An article from Norwegian SciTech News at NTNU
Family’s hereditary cancer gene found
When almost a third of a hundred members of one family had cancer, or were cured of cancer, researchers began to look for a cancer-causing gene in the family. They found it after fifteen years of genetic testing.
The breakthrough means that families who have inherited this cancer-predisposing gene mutation can get better help. Starting next year, the new method of genotyping will be offered at St. Olavs Hospital in Trondheim.
This is the first time a family has been tested at NTNU and St. Olav’s Hospital using this method.
Typically, many people from families with inherited cancer risk avoid annual screening tests even when a hospital offers genotyping.
Many avoid cancer screening
For 15 years, this particular family had been tested using an old genotyping method, where one gene at a time was examined.

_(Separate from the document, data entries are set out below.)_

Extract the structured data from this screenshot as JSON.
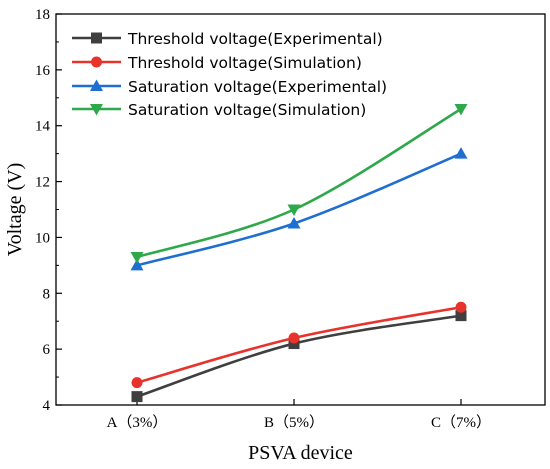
{
  "chart_data": {
    "type": "line",
    "title": "",
    "xlabel": "PSVA device",
    "ylabel": "Voltage (V)",
    "categories": [
      "A（3%）",
      "B（5%）",
      "C（7%）"
    ],
    "ylim": [
      4,
      18
    ],
    "yticks": [
      4,
      6,
      8,
      10,
      12,
      14,
      16,
      18
    ],
    "grid": false,
    "legend_position": "top-left",
    "smoothed": true,
    "series": [
      {
        "name": "Threshold voltage(Experimental)",
        "values": [
          4.3,
          6.2,
          7.2
        ],
        "color": "#3f3f3f",
        "marker": "square"
      },
      {
        "name": "Threshold voltage(Simulation)",
        "values": [
          4.8,
          6.4,
          7.5
        ],
        "color": "#e8332d",
        "marker": "circle"
      },
      {
        "name": "Saturation voltage(Experimental)",
        "values": [
          9.0,
          10.5,
          13.0
        ],
        "color": "#1f6fd1",
        "marker": "triangle-up"
      },
      {
        "name": "Saturation voltage(Simulation)",
        "values": [
          9.3,
          11.0,
          14.6
        ],
        "color": "#2ea84a",
        "marker": "triangle-down"
      }
    ]
  }
}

The researchers didn’t find anything, and the results were discouraging. But when the researchers used the new high-capacity DNA sequencing method, they found the gene mutation that created cancer in this particular family after only a few weeks
This method allowed researchers to search through 22 000 genes.
In families with a high hereditary cancer risk, all family members need to get regular screening tests since there hasn’t been any reliable way to find a specific cancer-causing gene up to now. These screenings are costly. In the family being studied, many individuals have colon cancer, and a colonoscopy is the screening method used to illuminate the intestine. Many people find this examination uncomfortable, and in some cases it can cause damage to the intestine.
A blueprint for what we have inherited
Unpleasant screening methods are challenging enough, but being a member of a family with a lot of cancer and not knowing whether one has inherited the gene mutation that causes disease can also be very stressful.
Individuals who have inherited the specific gene mutation often come down with the disease sooner or later. If you don’t inherit the mutation, you don’t get the disease and you avoid all the screenings and uncertainty.
The Human Genome Project has made this next-generation genetic testing possible. An international research group spent 13 years on mapping and understanding all the genes in humans. In 2003 they reached their goal. This paved the way for scientists to develop the technology that has made it possible to test all of a person’s genes since 2005.
Method in use for a while
“This method has been used in research since 2005, but it takes time until a new approach has been tested and proven enough to be used diagnostically in a clinical hospital environment. Now most gene laboratories are transitioning to this method, says Maren F. Hansen, a PhD research fellow in the Department of Laboratory Medicine, Children and Women’s Health at NTNU.
She and the research group that she is a part of tested the new method on the high cancer-risk family where almost a third have or have had cancer.
“We were confident that there was a mutation in a gene that made so many of them sick,” says Hansen. A mutation is defined as a change in the genetic material. This often leads to disease.
Gene mutation made many sick
To map the entire family, researchers thoroughly investigated the family’s history. They tracked down church records and other genealogical sources until the entire family tree was clear.
Fourteen family members, including both sick and healthy individuals, agreed to be tested. After applying the new method, Hansen came away with 60,000 different DNA variants in 14,500 genes. The first filtering was to see which gene mutations the sick individuals had in common that healthy family members did not have.
The result? Hansen was left with a single gene mutation that all the sick individuals had. The mutation was in a gene that copies DNA during cell division.
“This gene normally includes an auto-correct function, like when you type something, and if it’s wrong, then the auto-correct mode corrects the mistake. But the sick family members had an error in this automatic correction. Their gene didn’t correct the DNA mistakes, and this caused mutations in a lot of other genes. That’s what made them sick,” says Hansen.
Six of fourteen had inherited cancer gene
Of the fourteen family members who were tested, six of them carried this mutation. Their children will have a 50 per cent risk of inheriting the mutation. After the first round, six more people were tested. All six were sick and had the mutation.
“We also tested 95 people who had no connection to the first family,” Hansen said. “We found a person who was suffering from cancer and who had exactly the same gene mutation as the family we tested. We didn’t know that he was related to the others we’d tested, but some genealogical research revealed that he actually was. When we examined more members of this man’s family, we also found the same mutation in his brother and son, who were both sick.”